Articles - The bridges between conduct and prudential regulation

As an insurance regulatory specialist I used to identify squarely with the prudential camp and I have to admit to being a bit dismissive of conduct matters - too many words and not enough numbers for my taste. But today, I would feel confident asking any chief actuary whether they are aware of the FCA’s risk of harm approach, if they know who their vulnerables customers are, how the use of ‘Big Data’ fits in to that picture and what their view is on price discrimination within underwriting and pricing.

 By Kareline Daguer, Director, PwC

 I believe all these questions form the bridges that tie conduct and prudential regulation together - and understanding those bridges helps insurers to thrive.

 To explain how, I’d like to start with Big Data as I believe it is the key element that brings all the others into sharp perspective. The volume and granularity of data available to insurers today would have been unimaginable just a decade ago. Data science can help insurers innovate in terms of the products they offer, how they are offered and how they are priced. The data, coupled with the science applied to it, can be a great source of power to insurers. But such power should be used responsibly.

 As an example, just a few days ago John Hancock (a significant player in the US life insurance market) announced that it will no longer offer life policies that do not include fitness tracking. What does this mean for policyholders? Will it price out those who are less active? Will it triumph where the state has failed in trying to create incentives for people to lead healthier lives? From an underwriting perspective, more data means more accurate risk assessment; from a consumer perspective it means some people will become uninsurable. Some might argue this is a question of public policy, but I would argue it’s a question that goes to the heart of what insurance is meant to be for. Do insurers currently have the ability and willingness to reflect on whether their use of Big Data and data science is right for consumers? If the ultimate purpose of insurers is to create long term value by providing a service or product of value to their customers, then exploiting behavioural biases to maximise today’s profit should be avoided.

 The FCA has clearly been reflecting on these issues for some time and in its July research note on Price discrimination in financial services it puts forward a framework to help them determine when intervention would be needed in the market and what type of interventions could be used. The FCA argues that price discrimination is not a bad thing per se, but in some circumstances it would definitely be undesirable. Although the paper describes how the regulator might think about price discrimination, the ideas are equally helpful for firms trying to navigate these treacherous waters.

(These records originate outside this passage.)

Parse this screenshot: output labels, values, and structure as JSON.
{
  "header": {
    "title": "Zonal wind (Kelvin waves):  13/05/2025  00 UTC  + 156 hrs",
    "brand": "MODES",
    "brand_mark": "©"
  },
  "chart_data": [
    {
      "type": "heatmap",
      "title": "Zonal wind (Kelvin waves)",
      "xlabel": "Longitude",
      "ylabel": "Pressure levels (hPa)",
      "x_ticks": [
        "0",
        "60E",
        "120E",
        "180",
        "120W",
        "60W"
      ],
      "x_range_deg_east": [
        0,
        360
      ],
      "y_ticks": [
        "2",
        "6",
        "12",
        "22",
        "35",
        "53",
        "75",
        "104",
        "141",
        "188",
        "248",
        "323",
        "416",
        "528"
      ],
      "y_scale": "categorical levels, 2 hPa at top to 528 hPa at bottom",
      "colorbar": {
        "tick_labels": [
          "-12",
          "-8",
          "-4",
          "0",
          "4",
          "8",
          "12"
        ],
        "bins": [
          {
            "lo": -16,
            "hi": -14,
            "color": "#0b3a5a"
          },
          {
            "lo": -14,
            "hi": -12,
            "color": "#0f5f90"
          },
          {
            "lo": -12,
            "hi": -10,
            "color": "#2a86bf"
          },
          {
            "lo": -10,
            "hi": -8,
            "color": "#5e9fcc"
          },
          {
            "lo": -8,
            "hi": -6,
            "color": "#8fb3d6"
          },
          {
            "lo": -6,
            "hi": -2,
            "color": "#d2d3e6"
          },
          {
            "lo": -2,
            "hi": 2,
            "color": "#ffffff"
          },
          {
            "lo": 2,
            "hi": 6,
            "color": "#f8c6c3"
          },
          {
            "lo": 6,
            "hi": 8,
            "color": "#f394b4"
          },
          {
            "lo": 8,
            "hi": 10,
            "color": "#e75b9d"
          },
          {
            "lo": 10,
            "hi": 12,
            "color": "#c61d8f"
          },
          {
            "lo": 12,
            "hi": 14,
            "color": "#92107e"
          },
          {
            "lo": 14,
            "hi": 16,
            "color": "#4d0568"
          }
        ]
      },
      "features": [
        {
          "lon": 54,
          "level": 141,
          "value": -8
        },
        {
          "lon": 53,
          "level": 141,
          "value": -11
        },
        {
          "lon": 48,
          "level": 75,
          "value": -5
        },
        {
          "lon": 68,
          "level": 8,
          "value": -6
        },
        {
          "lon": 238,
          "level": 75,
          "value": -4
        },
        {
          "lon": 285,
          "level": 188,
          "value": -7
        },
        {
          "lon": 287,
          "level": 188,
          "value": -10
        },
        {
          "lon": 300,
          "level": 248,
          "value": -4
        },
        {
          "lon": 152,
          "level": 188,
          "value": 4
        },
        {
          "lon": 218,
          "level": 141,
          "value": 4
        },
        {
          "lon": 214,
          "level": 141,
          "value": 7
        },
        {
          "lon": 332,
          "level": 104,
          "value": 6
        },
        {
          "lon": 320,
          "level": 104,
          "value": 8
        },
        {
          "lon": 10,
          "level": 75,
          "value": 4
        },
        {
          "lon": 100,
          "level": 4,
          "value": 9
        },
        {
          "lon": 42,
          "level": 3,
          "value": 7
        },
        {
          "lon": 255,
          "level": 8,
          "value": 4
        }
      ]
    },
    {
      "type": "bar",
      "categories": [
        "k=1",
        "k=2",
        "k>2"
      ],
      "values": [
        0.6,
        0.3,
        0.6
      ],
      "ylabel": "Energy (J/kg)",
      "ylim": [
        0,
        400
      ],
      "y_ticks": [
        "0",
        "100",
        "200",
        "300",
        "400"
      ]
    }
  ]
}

 The need for a risk of harm framework
 The basis for assessing whether certain practices might be undesirable is the concept of risk of harm to consumers. A harm framework should allow an insurer to assess what products and channels present a higher risk of harm to consumers. Some of the factors insurers should consider include:

 ? who is harmed and whether they are likely to be ‘vulnerable’ consumers
 ? how many people would be affected and how significant the harm could be
 ? how essential the products involved are

 I have not seen many insurers developing such a framework, even though it’s likely they already have all the data needed to build it. There’s obviously a risk in using Big Data, creating innovative products and pricing models that factor in increasingly detailed consumer information without a clear understanding of how consumers could be harmed by these innovations. Insurers should be proactive in crossing the bridges that link prudential with conduct matters, and actuaries should understand what it means for consumers to use certain detailed information when pricing. I believe insurers need to allow for this type of dialogue to flourish in their organisations, rather than approaching the conduct aspects of regulation merely as a compliance exercise.

 There are a lot of opportunities for those crossing the bridges. Staying out of this debate is not an option if insurers are to thrive in the future.